Ce 21 septembre, à Strasbourg, un homme a sorti un couteau et a agressé deux policiers qui tentaient de le neutraliser après avoir insulté et frappé deux femmes dans la rue. Il a écopé de deux ans de prison, dont six mois avec sursis.
Un homme a été condamné, ce mardi 24 septembre, pour avoir agressé deux femmes et des policiers dans la rue, à Strasbourg. Photo : Fanny Lardillier
On se serait cru dans une mauvaise parodie. Un juge abasourdi, des avocats dépassés, un public qui oscille entre colère et rire, et deux victimes, qui ne se connaissent pas mais qui, selon l’accusé, mentent toutes les deux. Parmi les huit infractions qui sont retenues contre Yves. E, ce dernier n’en reconnait quasiment aucune. Pourtant, ce 21 septembre à 19h25, c'est bien cet homme de 39 ans qui, près du cinéma Rive-Étoile, a suivi une femme en l'insultant. Quelques minutes plus tard, il a importuné une autre femme et giflé violemment une passante qui le défiait du regard. Lors de son interpellation par deux policiers municipaux, il a sorti un couteau de 15 centimètres, les a insultés et frappés violemment avant d'être placé en garde à vue.

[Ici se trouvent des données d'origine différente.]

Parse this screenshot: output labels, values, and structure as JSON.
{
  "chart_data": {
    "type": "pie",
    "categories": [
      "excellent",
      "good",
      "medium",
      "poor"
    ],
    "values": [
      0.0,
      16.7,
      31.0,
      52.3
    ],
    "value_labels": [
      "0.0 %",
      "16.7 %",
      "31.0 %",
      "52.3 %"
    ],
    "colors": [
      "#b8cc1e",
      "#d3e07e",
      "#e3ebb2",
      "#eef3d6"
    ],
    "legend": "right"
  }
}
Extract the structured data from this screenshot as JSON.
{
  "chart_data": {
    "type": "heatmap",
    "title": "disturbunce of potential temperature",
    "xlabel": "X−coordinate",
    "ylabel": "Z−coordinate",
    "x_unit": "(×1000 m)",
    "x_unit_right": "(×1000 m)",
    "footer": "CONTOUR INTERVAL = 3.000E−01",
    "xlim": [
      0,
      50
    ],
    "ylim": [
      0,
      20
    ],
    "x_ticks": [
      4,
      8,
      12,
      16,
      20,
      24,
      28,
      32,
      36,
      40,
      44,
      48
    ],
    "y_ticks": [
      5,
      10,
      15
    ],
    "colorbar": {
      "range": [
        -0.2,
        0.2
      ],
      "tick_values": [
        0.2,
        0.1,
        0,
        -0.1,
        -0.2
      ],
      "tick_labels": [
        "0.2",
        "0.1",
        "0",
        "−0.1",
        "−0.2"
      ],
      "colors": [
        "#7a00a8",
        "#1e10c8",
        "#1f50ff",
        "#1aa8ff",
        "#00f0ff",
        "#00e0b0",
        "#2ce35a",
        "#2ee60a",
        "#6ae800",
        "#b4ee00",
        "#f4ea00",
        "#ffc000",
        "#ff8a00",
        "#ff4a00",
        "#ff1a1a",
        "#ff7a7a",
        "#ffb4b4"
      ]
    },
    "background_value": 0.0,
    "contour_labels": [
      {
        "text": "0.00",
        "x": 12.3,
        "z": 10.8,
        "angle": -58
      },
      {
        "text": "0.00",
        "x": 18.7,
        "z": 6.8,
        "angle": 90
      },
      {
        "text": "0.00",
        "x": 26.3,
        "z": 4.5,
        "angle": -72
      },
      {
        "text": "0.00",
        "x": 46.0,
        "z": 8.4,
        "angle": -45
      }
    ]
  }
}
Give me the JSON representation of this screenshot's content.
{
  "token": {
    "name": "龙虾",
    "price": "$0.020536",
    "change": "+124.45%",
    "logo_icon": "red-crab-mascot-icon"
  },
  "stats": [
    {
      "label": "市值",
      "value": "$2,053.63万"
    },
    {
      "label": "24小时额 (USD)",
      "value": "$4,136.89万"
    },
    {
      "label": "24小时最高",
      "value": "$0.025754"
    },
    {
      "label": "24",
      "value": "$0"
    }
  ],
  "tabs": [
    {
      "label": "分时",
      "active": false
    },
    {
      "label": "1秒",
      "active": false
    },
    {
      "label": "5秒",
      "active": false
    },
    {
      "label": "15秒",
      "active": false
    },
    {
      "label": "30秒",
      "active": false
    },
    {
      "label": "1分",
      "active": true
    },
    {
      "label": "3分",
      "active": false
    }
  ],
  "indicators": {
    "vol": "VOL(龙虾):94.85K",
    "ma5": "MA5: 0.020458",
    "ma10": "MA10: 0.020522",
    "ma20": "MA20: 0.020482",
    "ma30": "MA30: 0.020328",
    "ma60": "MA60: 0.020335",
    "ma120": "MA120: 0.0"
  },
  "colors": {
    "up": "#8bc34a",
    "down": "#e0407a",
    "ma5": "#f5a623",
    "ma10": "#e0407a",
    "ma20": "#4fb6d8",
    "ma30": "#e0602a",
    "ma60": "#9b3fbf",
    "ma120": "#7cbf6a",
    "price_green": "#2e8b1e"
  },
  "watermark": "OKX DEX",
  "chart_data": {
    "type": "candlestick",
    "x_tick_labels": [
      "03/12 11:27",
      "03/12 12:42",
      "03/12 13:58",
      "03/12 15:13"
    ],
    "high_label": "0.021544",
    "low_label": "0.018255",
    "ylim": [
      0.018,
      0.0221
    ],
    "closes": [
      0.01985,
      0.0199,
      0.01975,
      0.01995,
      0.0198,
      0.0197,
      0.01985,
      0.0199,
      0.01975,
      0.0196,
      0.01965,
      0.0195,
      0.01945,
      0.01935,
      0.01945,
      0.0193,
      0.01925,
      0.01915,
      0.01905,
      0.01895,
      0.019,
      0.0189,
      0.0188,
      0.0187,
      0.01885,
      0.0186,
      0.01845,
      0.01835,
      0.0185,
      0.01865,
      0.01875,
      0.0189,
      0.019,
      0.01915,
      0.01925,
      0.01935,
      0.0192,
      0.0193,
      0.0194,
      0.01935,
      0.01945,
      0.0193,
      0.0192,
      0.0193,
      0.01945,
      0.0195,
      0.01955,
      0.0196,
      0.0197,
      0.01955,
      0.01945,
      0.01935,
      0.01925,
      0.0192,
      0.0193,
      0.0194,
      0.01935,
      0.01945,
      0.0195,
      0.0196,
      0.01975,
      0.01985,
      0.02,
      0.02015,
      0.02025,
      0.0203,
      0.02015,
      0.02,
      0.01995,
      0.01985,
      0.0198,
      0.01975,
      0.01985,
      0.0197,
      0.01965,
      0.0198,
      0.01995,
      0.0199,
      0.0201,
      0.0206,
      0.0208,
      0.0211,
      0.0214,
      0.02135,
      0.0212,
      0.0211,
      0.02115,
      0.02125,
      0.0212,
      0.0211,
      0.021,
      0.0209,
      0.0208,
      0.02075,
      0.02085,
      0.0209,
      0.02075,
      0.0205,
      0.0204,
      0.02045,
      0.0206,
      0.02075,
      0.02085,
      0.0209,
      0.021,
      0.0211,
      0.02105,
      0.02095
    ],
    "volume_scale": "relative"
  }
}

Un prévenu qui nie en bloc
Mais ce 24 septembre, au Palais de Justice de Strasbourg, lors de son procès en comparution immédiate, rien de tout cela ne semble s’être produit si l'on en croit l'accusé. Derrière la vitre, Yves E., 39 ans, lunettes dorées sagement posées sur le nez, reconnaît seulement avoir suivi la première femme, et avoir mis une gifle à l’autre. Le motif ? "Elle me provoquait, elle se moquait de moi alors que je n’avais rien fait." Concernant les insultes à caractère sexuelles assénées à l’encontre de la première victime, il nie encore et explique que cette dernière, voulait "enflammer l’histoire".
Face à cet homme qui affirme avec aplomb n’être qu’une victime, le président d’audience finit par élever la voix : "Enflammer l’histoire", répète-t-il, incrédule. "C’est difficile de garder son calme avec vous. Vous pensez qu’elle a voulu venir au tribunal un mardi après-midi pour le plaisir de raconter des histoires ? Elle va tranquillement au cinéma, rejoindre une amie, et s’est retrouvée à avoir peur pour sa vie."
Sororité entre les victimes
Les deux victimes, qui ne se connaissaient pas, se tiennent désormais courageusement la main sur le banc du tribunal. Tour à tour, elles s'avancent pour raconter à nouveau le traumatisme qu'elles ont subi. À chaque fois, Yves E. les interrompt : "C’est faux", insiste-t-il. Exaspéré, le président finit par donner la parole à la dernière victime avec une pointe d'ironie : "Écoutons donc une autre menteuse". La femme d’une quarantaine d’années, qui avait défié l’homme du regard, s’avance en tremblant au micro. "Depuis que j’ai su qu’il avait deux couteaux sur lui, j’imagine qu’à la place de sa main quand il me gifle, c’est un couteau", dit-elle avant d’exploser en larmes. Plus tard, son avocat saluera son courage : "C’est aussi à nous de lui dire qu’elle a eu raison, malgré ce qu’elle a vécu, de s’interposer. Et que ça ne restera pas impuni."
Un profil "étonnamment dangereux"
Face à la déposition extrêmement détaillée des policiers qui expliquent avoir dû sortir leurs armes pour tenter de neutraliser Yves. E qui les menaçait, le prévenu se contentera de nier avoir sorti un couteau et invoquera la "légitime défense". Le président d’audience le coupe à plusieurs reprises, avant de lui lancer : "Vous êtes quelqu’un d’étonnant, d’étonnamment dangereux." Face à l’attitude de son client, l’avocat du prévenu semble avoir du mal à le défendre : "La seule chose que je comprends est qu’il est terrassé par la peur. Et, au vu de cette audience, il semble avoir besoin d’un accompagnement psychologique." Mais la Procureure de la République restera catégorique : "C’est un profil très inquiétant. Et le pire est que Monsieur pense que la rue est à lui". Les juges confirmeront la peine requise pour Yves E. : 2 ans de prison ferme dont 6 mois avec sursis, 2 072 euros pour les deux policiers et 3 000 euros d’amende pour les deux autres victimes.